11. In Shivasharanappa v. State of Karnataka (2013) 5 SCC 705, this Court relying on the following judgments observed as follows:

“19. In Gopal Singh v. State of M.P. [(2010) 6 SCC 407 : (2010) 3 SCC (Cri) 150] this Court did not agree with the High Court which had accepted the statement of an alleged eyewitness as his conduct was unnatural and while so holding, it observed as follows: (SCC p. 413, para 25)

“25. We also find that the High Court has accepted the statement of Feran Singh, PW 5 as the eyewitness of the incident ignoring the fact that his behaviour was unnatural as he claimed to have rushed to the village but had still not conveyed the information about the incident to his parents and others present there and had chosen to disappear for a couple of hours on the specious and unacceptable plea that he feared for his own safety.”

20. In Rana Partap v. State of Haryana [(1983) 3 SCC 327 : 1983 SCC (Cri) 601], while dealing with the behaviour of the witnesses, this Court has opined thus: (SCC p. 330, para 6)
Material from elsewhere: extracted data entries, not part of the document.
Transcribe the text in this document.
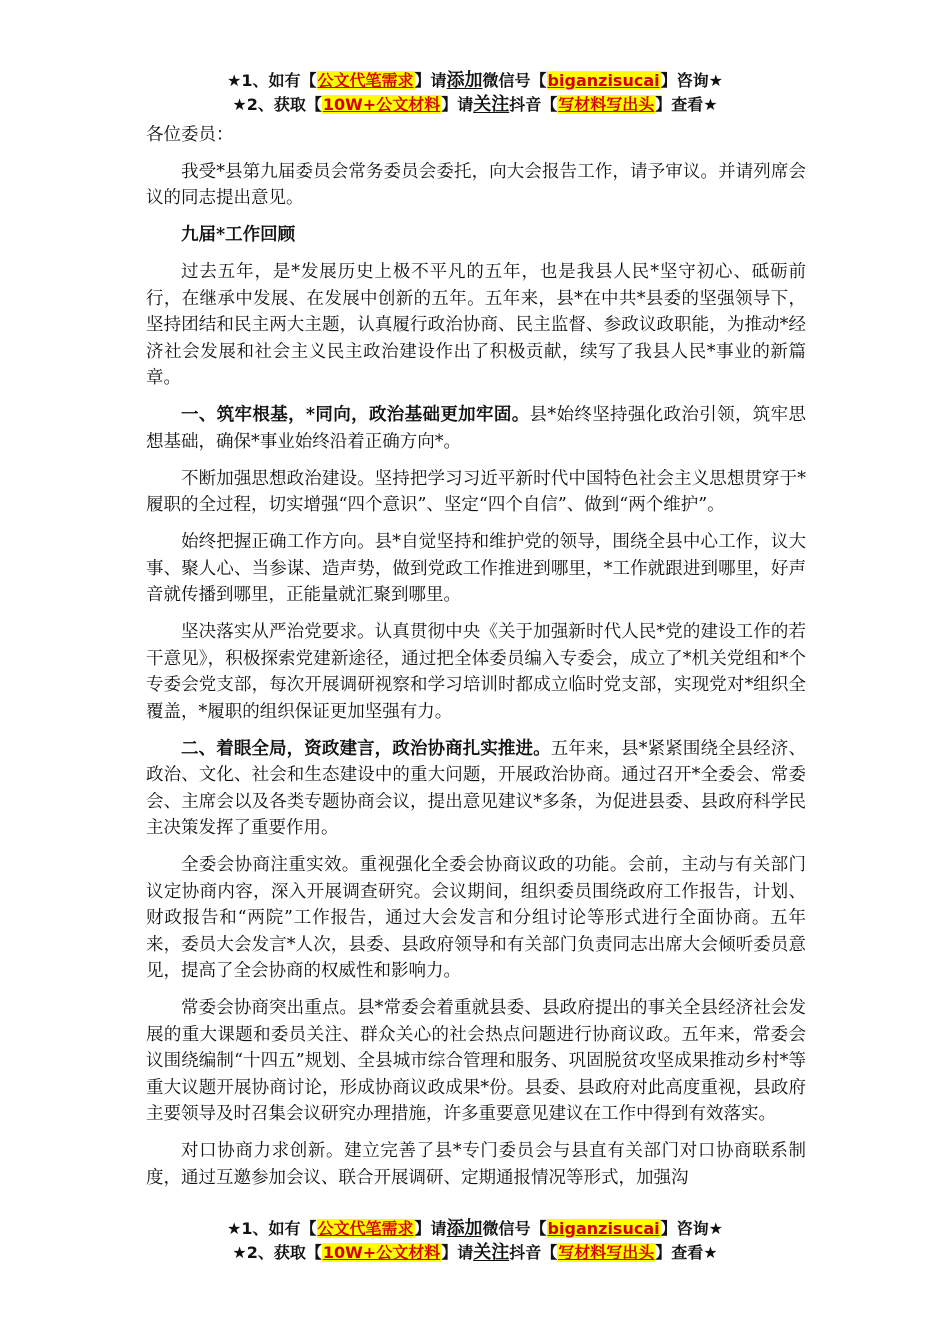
★1、如有【公文代笔需求】请添加微信号【biganzisucai】咨询★
★2、获取【10W+公文材料】请关注抖音【写材料写出头】查看★

各位委员：

我受*县第九届委员会常务委员会委托，向大会报告工作，请予审议。并请列席会议的同志提出意见。

九届*工作回顾

过去五年，是*发展历史上极不平凡的五年，也是我县人民*坚守初心、砥砺前行，在继承中发展、在发展中创新的五年。五年来，县*在中共*县委的坚强领导下，坚持团结和民主两大主题，认真履行政治协商、民主监督、参政议政职能，为推动*经济社会发展和社会主义民主政治建设作出了积极贡献，续写了我县人民*事业的新篇章。

一、筑牢根基，*同向，政治基础更加牢固。县*始终坚持强化政治引领，筑牢思想基础，确保*事业始终沿着正确方向*。

不断加强思想政治建设。坚持把学习习近平新时代中国特色社会主义思想贯穿于*履职的全过程，切实增强“四个意识”、坚定“四个自信”、做到“两个维护”。

始终把握正确工作方向。县*自觉坚持和维护党的领导，围绕全县中心工作，议大事、聚人心、当参谋、造声势，做到党政工作推进到哪里，*工作就跟进到哪里，好声音就传播到哪里，正能量就汇聚到哪里。

坚决落实从严治党要求。认真贯彻中央《关于加强新时代人民*党的建设工作的若干意见》，积极探索党建新途径，通过把全体委员编入专委会，成立了*机关党组和*个专委会党支部，每次开展调研视察和学习培训时都成立临时党支部，实现党对*组织全覆盖，*履职的组织保证更加坚强有力。

二、着眼全局，资政建言，政治协商扎实推进。五年来，县*紧紧围绕全县经济、政治、文化、社会和生态建设中的重大问题，开展政治协商。通过召开*全委会、常委会、主席会以及各类专题协商会议，提出意见建议*多条，为促进县委、县政府科学民主决策发挥了重要作用。

全委会协商注重实效。重视强化全委会协商议政的功能。会前，主动与有关部门议定协商内容，深入开展调查研究。会议期间，组织委员围绕政府工作报告，计划、财政报告和“两院”工作报告，通过大会发言和分组讨论等形式进行全面协商。五年来，委员大会发言*人次，县委、县政府领导和有关部门负责同志出席大会倾听委员意见，提高了全会协商的权威性和影响力。

常委会协商突出重点。县*常委会着重就县委、县政府提出的事关全县经济社会发展的重大课题和委员关注、群众关心的社会热点问题进行协商议政。五年来，常委会议围绕编制“十四五”规划、全县城市综合管理和服务、巩固脱贫攻坚成果推动乡村*等重大议题开展协商讨论，形成协商议政成果*份。县委、县政府对此高度重视，县政府主要领导及时召集会议研究办理措施，许多重要意见建议在工作中得到有效落实。

对口协商力求创新。建立完善了县*专门委员会与县直有关部门对口协商联系制度，通过互邀参加会议、联合开展调研、定期通报情况等形式，加强沟

★1、如有【公文代笔需求】请添加微信号【biganzisucai】咨询★
★2、获取【10W+公文材料】请关注抖音【写材料写出头】查看★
“6. … Every person who witnesses a murder reacts in his own way. Some are stunned, become speechless and stand rooted to the spot. Some become hysteric and start wailing. Some start shouting for help. Others run away to keep themselves as far removed from the spot as possible. Yet others rush to the rescue of the victim, even going to the extent of counter-attacking the assailants. Every one reacts in his own special way. There is no set rule of natural reaction. To discard the evidence of a witness on the ground that he did not react in any particular manner is to appreciate evidence in a wholly unrealistic and unimaginative way.”

21. In State of H.P. v. Mast Ram [(2004) 8 SCC 660 : (2010) 1 SCC (Cri) 1165] it has been stated that there is no set rule that one must react in a particular way, for the natural reaction of man is unpredictable. Everyone reacts in his own way and, hence, natural human behaviour is difficult to prove by credible evidence. It has to be appreciated in the context of given facts and circumstances of the case. Similar view has been reiterated in Lahu Kamlakar Patil v. State of Maharashtra [(2013) 6 SCC 417 : (2012) 12 Scale 710].

22. Thus, the behaviour of the witnesses or their reactions would differ from situation to situation and individual to individual. Expectation of uniformity in the reaction of witnesses would be unrealistic but the court cannot be oblivious of the fact that even taking into account the unpredictability of human conduct and lack of uniformity in human reaction, whether in the circumstances of the case, the behaviour is acceptably natural allowing the variations. If the behaviour is absolutely unnatural, the testimony of the witness may not deserve credence and acceptance.”

12. The Court also considered the effect of the usage of mobile phones while coming to its conclusion that they do not point to the commission of the offence. We are not able to find any distinguishable factor between A6 and A7 on the one hand and the appellants on the other. Both the Courts below have not considered the evidence available on record in its correct perspective. We also find that A3 was not even identified by the police officer. There was no recording of surrender.

13. In view of the foregoing discussion, we are inclined to extend the benefit of doubt in favour of the appellants. The impugned orders passed by the High Court in Criminal Appeal Nos. 567/2008 and 636/2008 are accordingly set aside and the appeals are allowed. The appellants are directed to be released forthwith, until and unless they are required in any other case.